The Art Teacher. Глава 11. За пределами мира
Прим.Vivett: на мой взгляд, эта глава одна из самых волнующих, поворотных в этой истории. Приятного прочтения! *0*0*
Следующие два дня мы с Анжелой проводим вместе, обустраивая мой дом.
Она говорит, что помогает мне, потому что мы старые друзья. И я уверена, что отчасти это правда. Но подозреваю, что Анжеле также хочется себя чем-то занять. Мой дом сейчас, как чистое полотно и мы вместе создаем из него картину.
Я пробыл в Форксе всего два дня, но могу сказать, что жизнь здесь течет плавно и размеренно. Мой приезд кажется самым волнующим событием за последние месяцы.
Сначала мы зашли в комиссионный магазин в Порт-Анжелесе, где я купила пусть и не самую красивую, но качественную мебель.

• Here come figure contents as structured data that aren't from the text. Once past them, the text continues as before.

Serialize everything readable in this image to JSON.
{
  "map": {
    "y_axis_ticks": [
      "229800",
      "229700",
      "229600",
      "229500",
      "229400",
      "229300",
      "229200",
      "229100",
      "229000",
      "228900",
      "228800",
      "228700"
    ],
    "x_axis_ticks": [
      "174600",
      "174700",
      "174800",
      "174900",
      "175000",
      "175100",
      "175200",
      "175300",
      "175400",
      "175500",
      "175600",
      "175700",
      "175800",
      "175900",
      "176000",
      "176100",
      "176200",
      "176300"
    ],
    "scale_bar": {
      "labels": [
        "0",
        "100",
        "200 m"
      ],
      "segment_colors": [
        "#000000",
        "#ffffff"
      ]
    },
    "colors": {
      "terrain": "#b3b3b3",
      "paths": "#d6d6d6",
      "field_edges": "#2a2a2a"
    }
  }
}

Анжела оказалась знакома с менеджером магазина, в старших классах они вместе состояли в дискуссионном клубе, и ей удалась уговорить его доставить мебель сегодня же. А после поездки в Walmart за постельным бельем и кухонными принадлежностями дом уже можно было назвать пригодным для жизни.
Не могу представить, что сказала бы об этом Элис. Домик выглядит убого, с этим ничего не поделать. И хотя та часть меня, что привыкла к деньгам и лучшей жизни, немного сопротивляется, другая испытывает странное облегчение. Здесь я не чувствую никакого давления и груза многолетних ожиданий. Никто не наблюдает за мной, никто не осуждает. Здесь я могу дышать.
Дом дает мне возможность сосредоточить все мысли на чем-то одном, а это как раз то, что мне сейчас нужно. Что-то из вещей нужно убрать и починить, а новые расставить. Полы я мою, ползая на четвереньках, потому что забыла купить швабру. Драю плиту и холодильник до тех пор, пока они не становятся безупречно чистыми. Мою окна и выпалываю сорняки вокруг крыльца. Я бесконечно переставляю свою немногочисленную мебель и всякие безделушки, которые Анжела приносит мне из своего гаража.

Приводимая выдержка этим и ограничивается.